Heaven Help Me for the Way I Am

Okay, just when I think, Fine, that’s it. We can move on, right? We can all go to sleep. Call it a day. Well, fuck ’em. My mind won’t quit. Or my men won’t. I can’t just write the two lines to let you know what else happened. I can’t get into bed between Jack and Alex, slip into the dirty dreams that fill my nights.
Because Jack’s nagging at me, demanding his turn, demanding equal time.
God, what have I done?
Simple: I’ve created a monster…
***
I can tell when she comes. I can tell the exact moment. The way her body stiffens and then relaxes. The vibrant, almost electrical shudders that work through her. I don’t have to be inside of her to tell that instant. I can sit in my chair, staring at the two of them, and know the precise moment that I need to give the next command.
Alison told me this story once. She said that every night when she was growing up, her mother would call out “goodnight” at the very moment when she was falling asleep.
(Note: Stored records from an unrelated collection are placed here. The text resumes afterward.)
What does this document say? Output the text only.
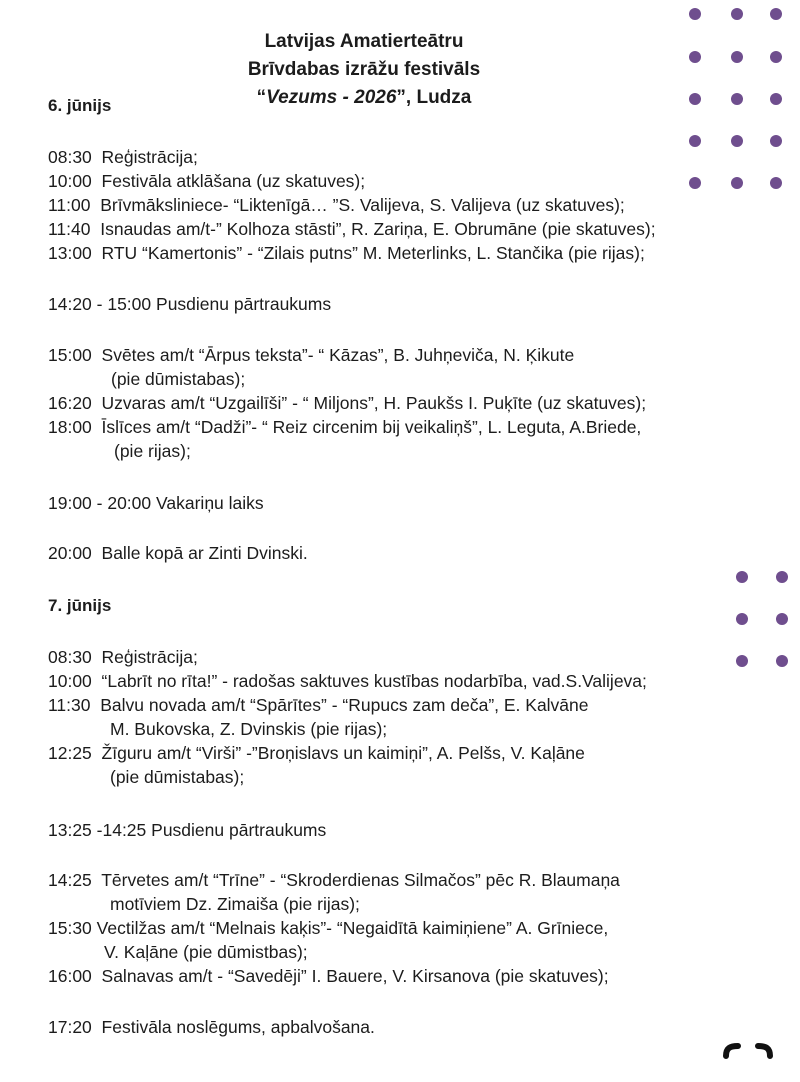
Latvijas Amatierteātru
Brīvdabas izrāžu festivāls
“Vezums - 2026”, Ludza
6. jūnijs
08:30 Reģistrācija;
10:00 Festivāla atklāšana (uz skatuves);
11:00 Brīvmāksliniece- “Liktenīgā… ”S. Valijeva, S. Valijeva (uz skatuves);
11:40 Isnaudas am/t-” Kolhoza stāsti”, R. Zariņa, E. Obrumāne (pie skatuves);
13:00 RTU “Kamertonis” - “Zilais putns” M. Meterlinks, L. Stančika (pie rijas);
14:20 - 15:00 Pusdienu pārtraukums
15:00 Svētes am/t “Ārpus teksta”- “ Kāzas”, B. Juhņeviča, N. Ķikute
(pie dūmistabas);
16:20 Uzvaras am/t “Uzgailīši” - “ Miljons”, H. Paukšs I. Puķīte (uz skatuves);
18:00 Īslīces am/t “Dadži”- “ Reiz circenim bij veikaliņš”, L. Leguta, A.Briede,
(pie rijas);
19:00 - 20:00 Vakariņu laiks
20:00 Balle kopā ar Zinti Dvinski.
7. jūnijs
08:30 Reģistrācija;
10:00 “Labrīt no rīta!” - radošas saktuves kustības nodarbība, vad.S.Valijeva;
11:30 Balvu novada am/t “Spārītes” - “Rupucs zam deča”, E. Kalvāne
M. Bukovska, Z. Dvinskis (pie rijas);
12:25 Žīguru am/t “Virši” -”Broņislavs un kaimiņi”, A. Pelšs, V. Kaļāne
(pie dūmistabas);
13:25 -14:25 Pusdienu pārtraukums
14:25 Tērvetes am/t “Trīne” - “Skroderdienas Silmačos” pēc R. Blaumaņa
motīviem Dz. Zimaiša (pie rijas);
15:30 Vectilžas am/t “Melnais kaķis”- “Negaidītā kaimiņiene” A. Grīniece,
V. Kaļāne (pie dūmistbas);
16:00 Salnavas am/t - “Savedēji” I. Bauere, V. Kirsanova (pie skatuves);
17:20 Festivāla noslēgums, apbalvošana.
The exact moment. And she never understood how her mother knew. Turns out, that Alison sighs deeply right before she falls asleep. (I can vouch for myself that this is true.) Her mother would hear that sigh from down the hall, and call out goodnight. It was like magic to her.
So comforting.
Fuck all. I’m not her mother. But I can read her with such ease, that sometimes it’s as if I am inside of her. And that’s a weird place for me to be. She’s such a sub. She clings to that willingness to submit that’s wired within her. The need to submit. But she’s a fucking beautiful sub, because she rebels against that need, as well. If she were always “good,” if she could make herself behave, then what use would I be in her life?
It’s the desire, melded with the fear of fulfilling, it’s the controversy warring within her that makes her so fucking sexy to me. Good girl outside, bad girl in.
See? If she were bad all the way through, I couldn’t help her. Or, flip it, if she were so anxious to please that she never took any initiative, it would be like dating an inflatable doll. No brain. No heart.
The girl’s got heart, that’s for sure.
Look, I’ve done it before, you know. I’ve done the 24/7 thing. The sub/Dom, slave/Master. Little i big I. Can’t maintain it. Do you know what I mean? You’ve got to be able to crash out now and then. To watch TV. To hang out. To let down your guard. You’ve got to be able to have a little fun.
Of course, my idea of fun might be strikingly different from the next man’s. Fun to me is not just fucking the two of them, it’s fucking with the two of them. Twisting and turning. Making them worry. Making them burn.
I’ve been relaxed here in Paris. I’ve been different. I’ll admit that. But I’ve got a secret. And that changes me, pulls me back into myself. Toughens me up where I’ve been relaxed. Makes me say to her, “Get over here.” Watching Alex step back. Watching her scurry. Makes me say to her, “No, kid, I don’t want your mouth,” watching her face change again. Watching her eyes go wary and worried. Makes me say to her, “Turn around. I want your ass.”
I could be inside her. Do you know what I mean? I could be inside her when she hears my command. Because I feel her heart sink. Does that make any sense? I can feel her. Feel both the excitement and the sadness.
But you see, it’s necessary. She thought she was going to fuck me.
Don’t you see why I had to turn that around?
Don’t you see why she had to be the one who got fucked?
Sounds cruel when I say it. But Christ. That’s how it is.
My cock, so hard from Alex’s mouth. So hard from watching Alex take her. And her sweet ass. Being used for the second time in one night.
****
And I need to be redeemed
To the one I've sinned against
Because he's all I ever knew of love
—Fiona Apple
XXX,
Alison
P.S. So I can't tell. Do you hate when I write from outside? Should I stick to being me? The reviews seem mixed.